«Будет только хуже, если ты натянешь на себя эту улыбку».

Я оперла смартфон об бутылку вина, стоящую на кофейном столике, и приняла вызов.

– Привет, готова поговорить?

Я кивнула со вздохом, тяжестью которого, в теории, можно было проломить голову.

– Тогда начинай. Как прошел твой день?

Веки слипались от усталости, но я знала – стоит лечь в постель, сон будто рукой снимет. И я снова до утра буду бездумно пялиться в потолок.

– Это был… тяжелый день.

– В каком плане?

Я продемонстрировала ей загипсованную левую руку и постучала по правой ноге. Нижняя конечность под разрисованным пациентами детской хирургии гипсом отозвалась легкой ноющей болью.

– Физическом. Я не привыкла быть такой беспомощной.

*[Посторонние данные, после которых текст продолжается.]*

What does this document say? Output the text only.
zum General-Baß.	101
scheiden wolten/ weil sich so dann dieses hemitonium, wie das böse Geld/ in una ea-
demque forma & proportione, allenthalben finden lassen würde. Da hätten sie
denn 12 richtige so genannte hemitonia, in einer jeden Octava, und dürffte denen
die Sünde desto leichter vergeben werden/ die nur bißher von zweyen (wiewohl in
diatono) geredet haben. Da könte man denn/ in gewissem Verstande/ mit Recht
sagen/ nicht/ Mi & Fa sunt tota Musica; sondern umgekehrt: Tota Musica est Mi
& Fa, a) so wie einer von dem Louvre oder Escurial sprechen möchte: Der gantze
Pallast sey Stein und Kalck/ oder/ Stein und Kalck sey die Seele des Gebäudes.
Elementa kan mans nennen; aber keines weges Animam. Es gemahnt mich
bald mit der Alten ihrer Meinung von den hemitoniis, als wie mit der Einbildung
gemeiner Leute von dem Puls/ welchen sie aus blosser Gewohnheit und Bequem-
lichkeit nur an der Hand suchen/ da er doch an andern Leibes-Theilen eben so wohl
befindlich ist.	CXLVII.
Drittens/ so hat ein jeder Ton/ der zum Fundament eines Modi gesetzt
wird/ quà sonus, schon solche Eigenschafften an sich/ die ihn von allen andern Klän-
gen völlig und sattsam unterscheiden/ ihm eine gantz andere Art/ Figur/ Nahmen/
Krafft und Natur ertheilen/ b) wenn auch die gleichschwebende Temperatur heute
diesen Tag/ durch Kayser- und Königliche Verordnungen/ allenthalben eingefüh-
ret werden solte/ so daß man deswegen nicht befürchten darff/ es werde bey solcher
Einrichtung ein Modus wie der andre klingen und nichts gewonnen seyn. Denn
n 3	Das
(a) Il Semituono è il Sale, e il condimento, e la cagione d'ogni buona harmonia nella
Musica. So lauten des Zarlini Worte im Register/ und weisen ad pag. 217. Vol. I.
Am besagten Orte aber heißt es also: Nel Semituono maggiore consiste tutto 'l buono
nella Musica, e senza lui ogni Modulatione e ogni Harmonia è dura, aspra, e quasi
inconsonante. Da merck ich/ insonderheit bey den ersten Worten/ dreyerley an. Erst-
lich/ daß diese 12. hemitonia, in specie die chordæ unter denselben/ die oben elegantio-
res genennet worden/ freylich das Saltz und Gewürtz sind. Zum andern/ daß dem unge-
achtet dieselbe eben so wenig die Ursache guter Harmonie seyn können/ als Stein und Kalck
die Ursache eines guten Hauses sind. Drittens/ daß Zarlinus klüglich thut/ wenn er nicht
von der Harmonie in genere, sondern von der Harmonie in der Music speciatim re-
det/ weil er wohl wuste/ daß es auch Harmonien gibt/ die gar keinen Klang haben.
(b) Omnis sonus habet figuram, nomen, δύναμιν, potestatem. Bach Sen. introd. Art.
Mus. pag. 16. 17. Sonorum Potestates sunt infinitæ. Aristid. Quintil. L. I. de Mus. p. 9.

И это слабо сказано! Черт, да я ненавидела это все! Я ощущала себя такой слабой, что только от этого хотелось выть и бросаться на стены.

Элли понимающе кивнула.

– Резонно. Что интересного произошло с тобой сегодня?

Я угрюмо хмыкнула и запустила пальцы в волосы.

– За последние три недели самое интересное, что произошло со мной, это мои визиты в полицию.

Я поежилась, вспоминая эти самые визиты. Сначала приходить в полицию для меня было сродни казни. Я сидела на жестких стульях и прятала взгляд, считая себя виновной в том, что со мной произошло. Я смотрела на мужчин в форме и нервно сглатывала, потому что мне казалось, что и они обо мне того же мнения. И я боялась, что кто-то из них скажет это вслух. И это добьет меня. Но сейчас…

Спустя уже какой-то по счету визит я заходила в участок и испытывала лишь раздражение. Потому что полицейские смотрели на меня, прекрасно понимая, что я снова пришла ни за чем. А потому страха не осталось. Его сменила тотальная усталость.

Взгляд Элли стал острым.

– Сойера так и не нашли?

Я медленно покачала головой. Меня накрыла волна отчаяния. Голос дрогнул, когда я ответила:

– Он ловко скрывается. Или покинул страну, не знаю.

Это казалось невероятным. И мне стало казаться, что полицейские прикрывают задницу моего бывшего мужа. Как так получалось, что простого парня без богатых влиятельных родителей и друзей не могла найти вся рать Шалтая-Болтая?!

– Расскажи мне о последнем визите.

Я закатила глаза. Изнутри поднималось хорошо спрятанное – а точнее забитое в самый темный уголок души – раздражение.

– Это было вчера утром. Я еле поднялась по идиотской лестнице, полицейский усадил меня на стул, угостил пончиком и сказал, что они делают все возможное. Делают все, чтобы разыскать Сойера. И все. Опять. Снова.

Я прикрыла глаза. Каждый раз одно и то же. И вчера я не сдержалась, накричала на молодого мужчину в форме, который был со мной так мил, что у меня скулы сводило – будто я фунт мороженного за раз съела.

– Ты злишься на них?

Я перевела на девушку горящий яростью взгляд. Она приподняла бровь и склонила голову набок в ожидании ответа.

«Дыши, Хоуп».

– Да, я очень злюсь.

Мой голос в теории мог обратить Элли в кучку пепла, но она лишь кивнула и сделала какую-то пометку в своем блокноте.

– А на себя?

Я задержала дыхание.

Элли задавала этот вопрос уже не один раз. И каждый раз ответ на него был… разный.

– Хоуп?

Я расправила плечи, улыбнулась силе, растущей внутри меня, и ответила честно:

– Больше нет. Совсем не злюсь.

Еще несколько секунд девушка разглядывала меня. Ее губы тронула легкая улыбка.

– Не злишься?

– Это правда, Элли. Себя я больше не виню.

– Повтори то, что мы всегда говорим.

Я набрала в грудь побольше воздуха, пытаясь прогнать лед, вмораживающий мой желудок в позвоночник.

Эту мантру я повторяла почти каждую минуту на протяжении первых двух недель после нападения. Потом – реже. Но совсем перестать пока не могла.